Kilpatrick Alastair M, Ward Bruce, Aitken Stuart
School of Informatics, University of Edinburgh, Informatics Forum, 10 Crichton Street, EH8 9AB Edinburgh, Scotland.
Algorithms Mol Biol. 2013 Jun 27;8(1):16. doi: 10.1186/1748-7188-8-16.
In transcription factor binding site discovery, the true width of the motif to be discovered is generally not known a priori. The ability to compute the most likely width of a motif is therefore a highly desirable property for motif discovery algorithms. However, this is a challenging computational problem as a result of changing model dimensionality at changing motif widths. The complexity of the problem is increased as the discovered model at the true motif width need not be the most statistically significant in a set of candidate motif models. Further, the core motif discovery algorithm used cannot guarantee to return the best possible result at each candidate width.

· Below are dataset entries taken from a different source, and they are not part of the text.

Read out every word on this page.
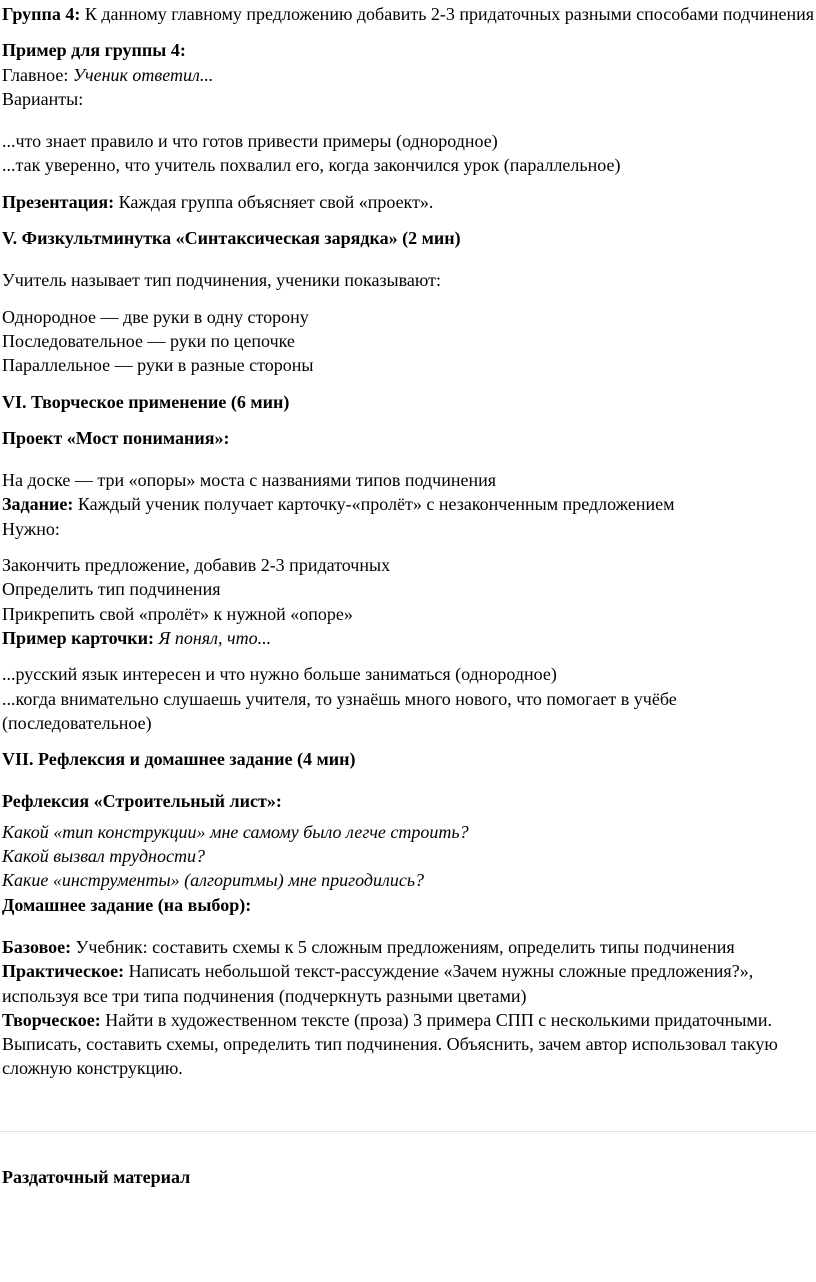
Группа 4: К данному главному предложению добавить 2-3 придаточных разными способами подчинения

Пример для группы 4:

Главное: Ученик ответил...

Варианты:

...что знает правило и что готов привести примеры (однородное)

...так уверенно, что учитель похвалил его, когда закончился урок (параллельное)

Презентация: Каждая группа объясняет свой «проект».

V. Физкультминутка «Синтаксическая зарядка» (2 мин)

Учитель называет тип подчинения, ученики показывают:

Однородное — две руки в одну сторону

Последовательное — руки по цепочке

Параллельное — руки в разные стороны

VI. Творческое применение (6 мин)

Проект «Мост понимания»:

На доске — три «опоры» моста с названиями типов подчинения

Задание: Каждый ученик получает карточку-«пролёт» с незаконченным предложением

Нужно:

Закончить предложение, добавив 2-3 придаточных

Определить тип подчинения

Прикрепить свой «пролёт» к нужной «опоре»

Пример карточки: Я понял, что...

...русский язык интересен и что нужно больше заниматься (однородное)

...когда внимательно слушаешь учителя, то узнаёшь много нового, что помогает в учёбе (последовательное)

VII. Рефлексия и домашнее задание (4 мин)

Рефлексия «Строительный лист»:

Какой «тип конструкции» мне самому было легче строить?

Какой вызвал трудности?

Какие «инструменты» (алгоритмы) мне пригодились?

Домашнее задание (на выбор):

Базовое: Учебник: составить схемы к 5 сложным предложениям, определить типы подчинения

Практическое: Написать небольшой текст-рассуждение «Зачем нужны сложные предложения?», используя все три типа подчинения (подчеркнуть разными цветами)

Творческое: Найти в художественном тексте (проза) 3 примера СПП с несколькими придаточными. Выписать, составить схемы, определить тип подчинения. Объяснить, зачем автор использовал такую сложную конструкцию.

Раздаточный материал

We present MCOIN, a novel heuristic for automatically determining transcription factor binding site motif width, based on motif containment and information content. Using realistic synthetic data and previously characterised prokaryotic data, we show that MCOIN outperforms the current most popular method (E-value of the resulting multiple alignment) as a predictor of motif width, based on mean absolute error. MCOIN is also shown to choose models which better match known sites at higher levels of motif conservation, based on ROC analysis.

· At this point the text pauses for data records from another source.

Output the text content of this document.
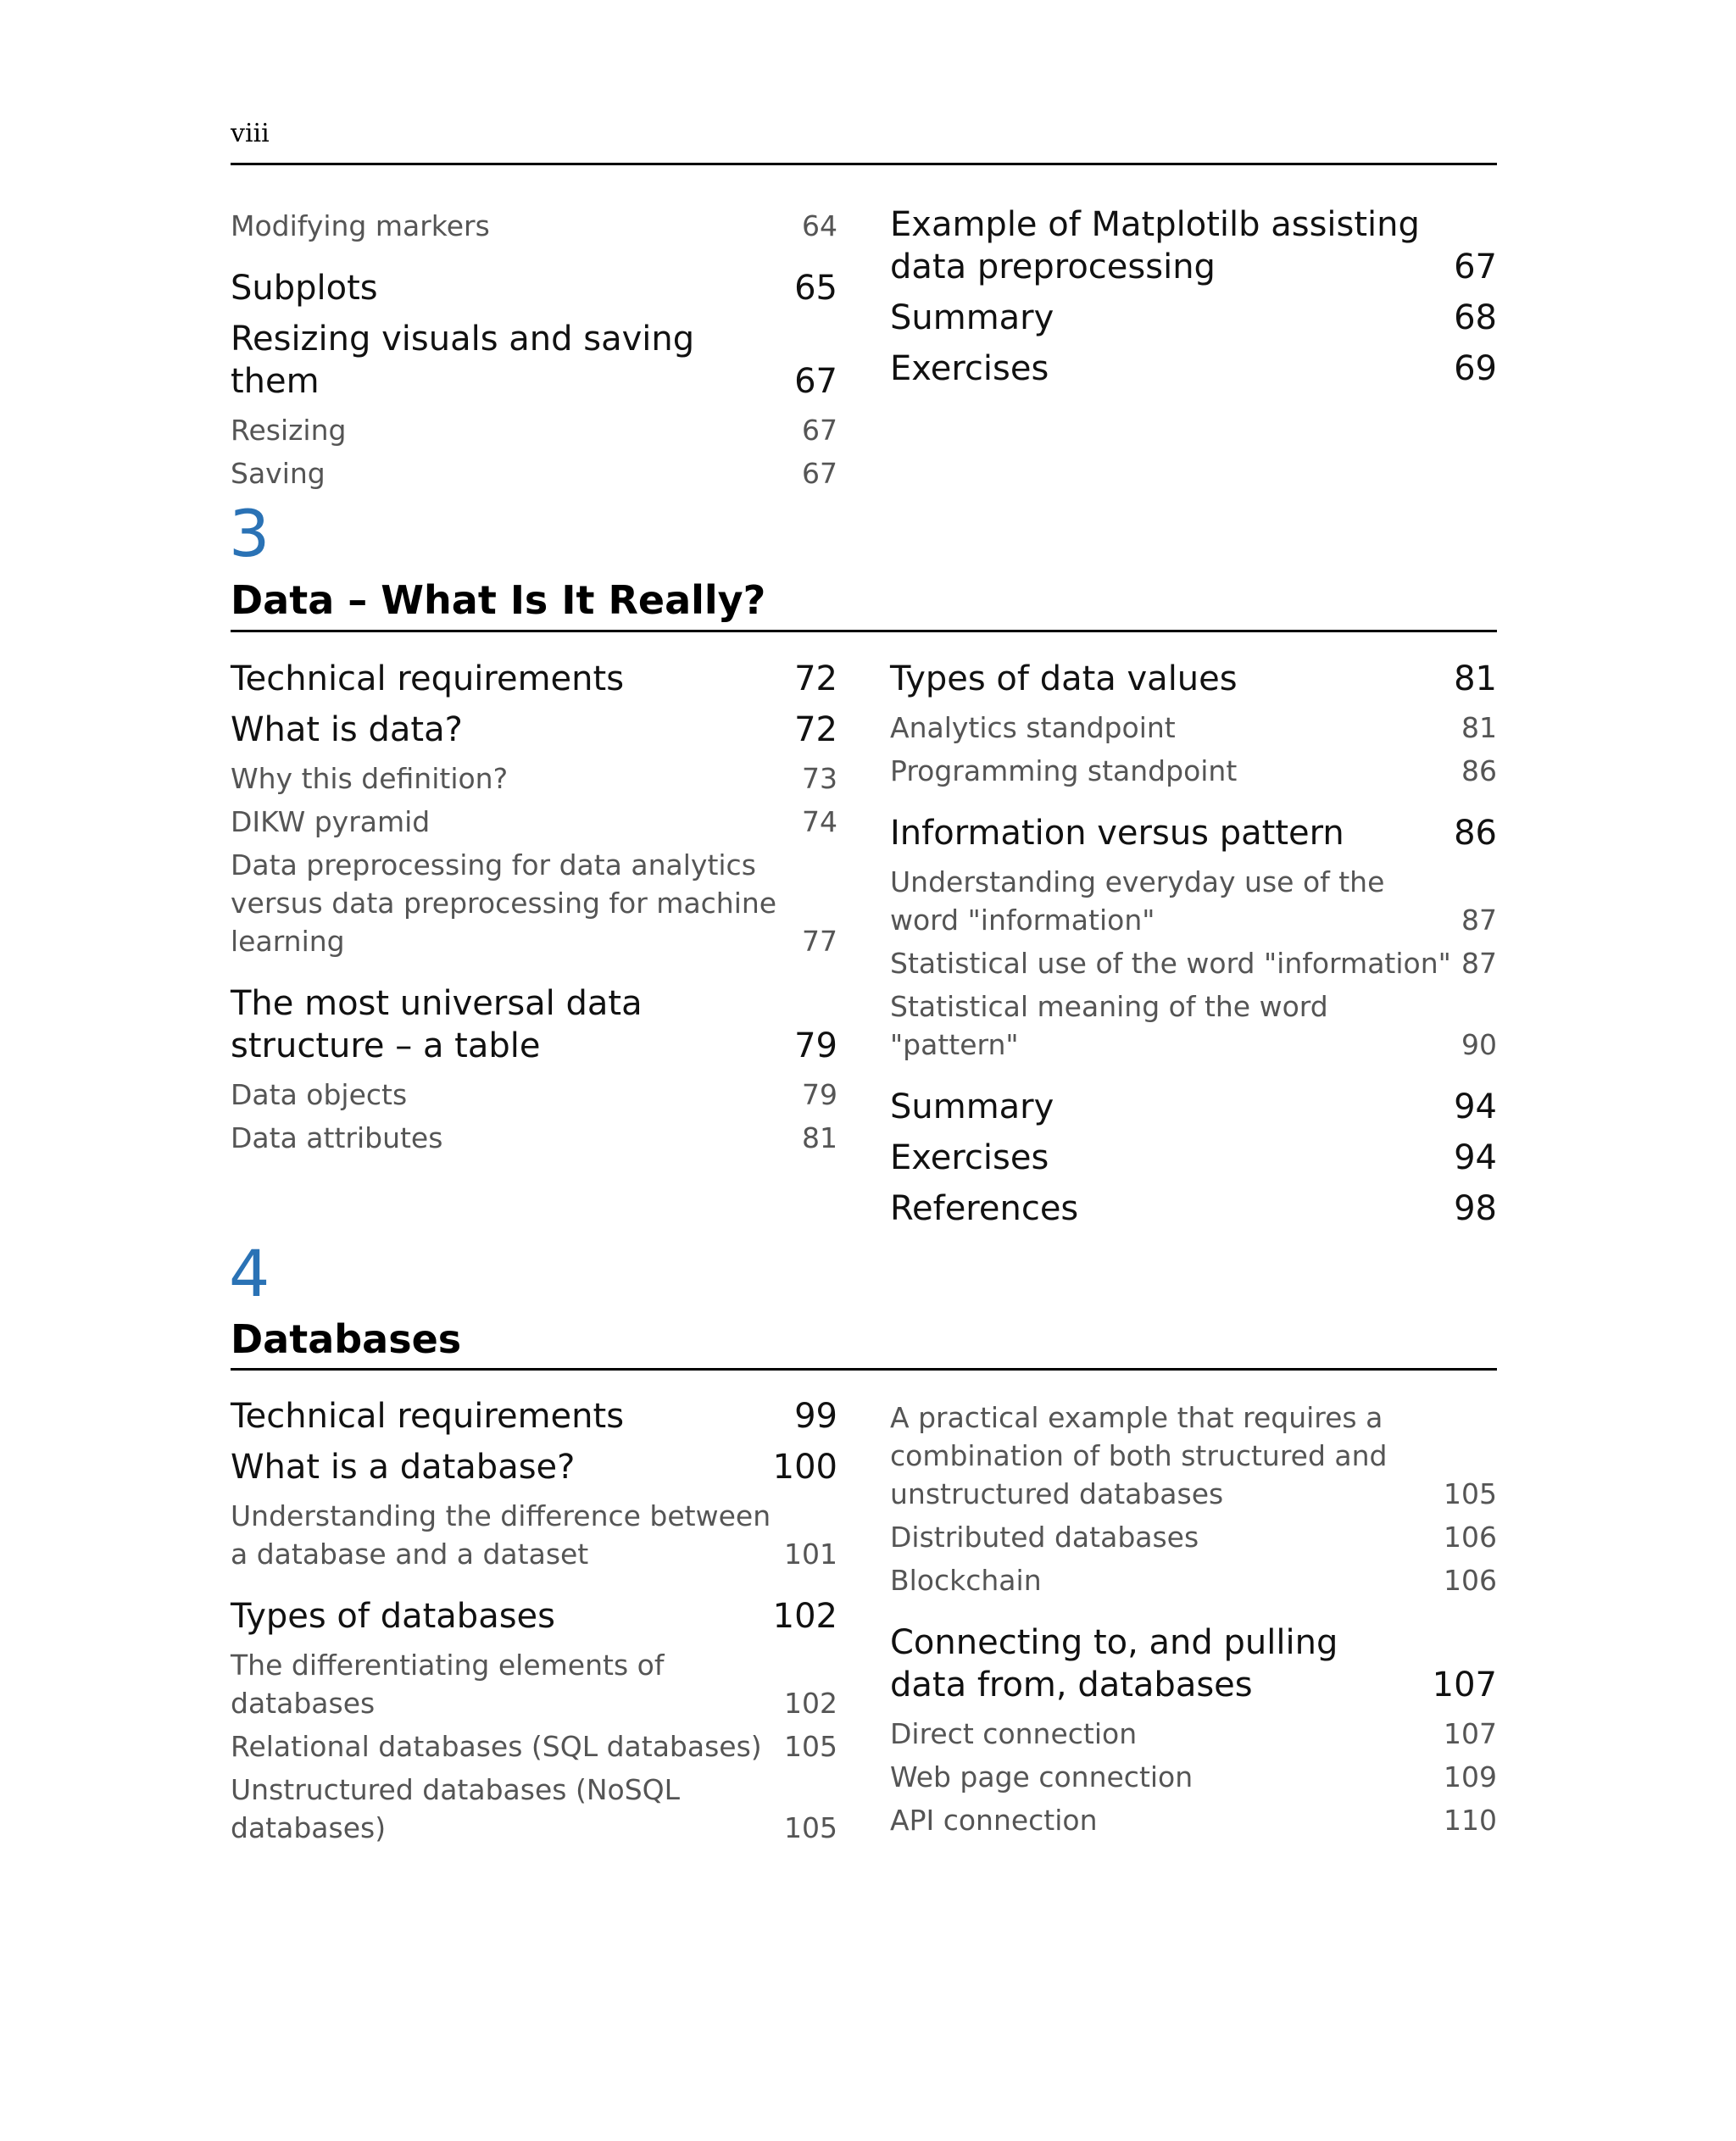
viii
Modifying markers	64
Subplots	65
Resizing visuals and saving them	67
Resizing	67
Saving	67
Example of Matplotilb assisting data preprocessing	67
Summary	68
Exercises	69
3
Data – What Is It Really?
Technical requirements	72
What is data?	72
Why this definition?	73
DIKW pyramid	74
Data preprocessing for data analytics versus data preprocessing for machine learning	77
The most universal data structure – a table	79
Data objects	79
Data attributes	81
Types of data values	81
Analytics standpoint	81
Programming standpoint	86
Information versus pattern	86
Understanding everyday use of the word "information"	87
Statistical use of the word "information" 87
Statistical meaning of the word "pattern"	90
Summary	94
Exercises	94
References	98
4
Databases
Technical requirements	99
What is a database?	100
Understanding the difference between a database and a dataset	101
Types of databases	102
The differentiating elements of databases	102
Relational databases (SQL databases) 105
Unstructured databases (NoSQL databases)	105
A practical example that requires a combination of both structured and unstructured databases	105
Distributed databases	106
Blockchain	106
Connecting to, and pulling data from, databases	107
Direct connection	107
Web page connection	109
API connection	110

We demonstrate the performance of MCOIN as part of a deterministic motif discovery algorithm and conclude that MCOIN outperforms current methods for determining motif width.

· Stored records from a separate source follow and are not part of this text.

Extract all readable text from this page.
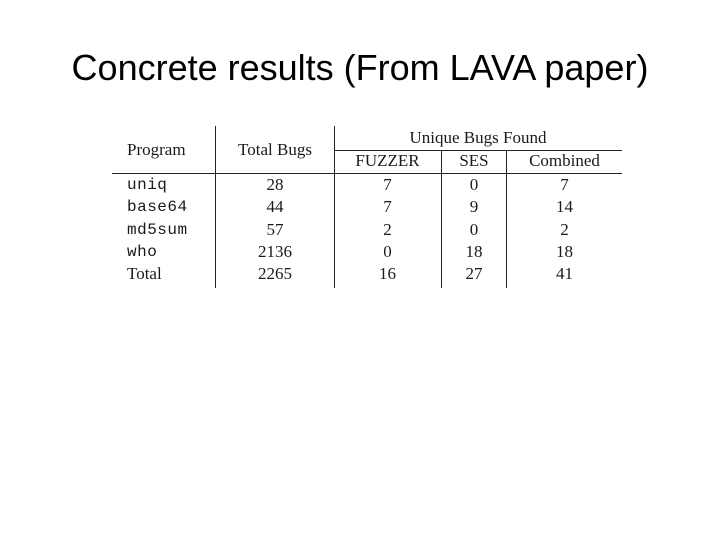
Concrete results (From LAVA paper)
Program	Total Bugs
Unique Bugs Found
FUZZER	SES	Combined
uniq	28	7	0	7
base64	44	7	9	14
md5sum	57	2	0	2
who	2136	0	18	18
Total	2265	16	27	41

在转录因子结合位点发现中,待发现基序的真实宽度通常事先并不知晓。因此,对于基序发现算法而言,能够计算出最可能的基序宽度是一项非常理想的特性。然而,由于基序宽度变化时模型维度也会改变,这是一个具有挑战性的计算问题。该问题的复杂性还因在真实基序宽度下发现的模型在一组候选基序模型中不一定是统计意义最显著的而增加。此外,所使用的核心基序发现算法无法保证在每个候选宽度下都返回最佳可能结果。
我们提出了MCOIN,一种基于基序包含和信息含量自动确定转录因子结合位点基序宽度的新型启发式方法。使用逼真的合成数据和先前已表征的原核生物数据,基于平均绝对误差,我们表明MCOIN作为基序宽度预测器优于当前最流行的方法(所得多序列比对的E值)。基于ROC分析,MCOIN还表明在更高基序保守水平下能选择与已知位点更匹配的模型。
我们展示了MCOIN作为确定性基序发现算法一部分的性能,并得出结论:MCOIN在确定基序宽度方面优于当前方法。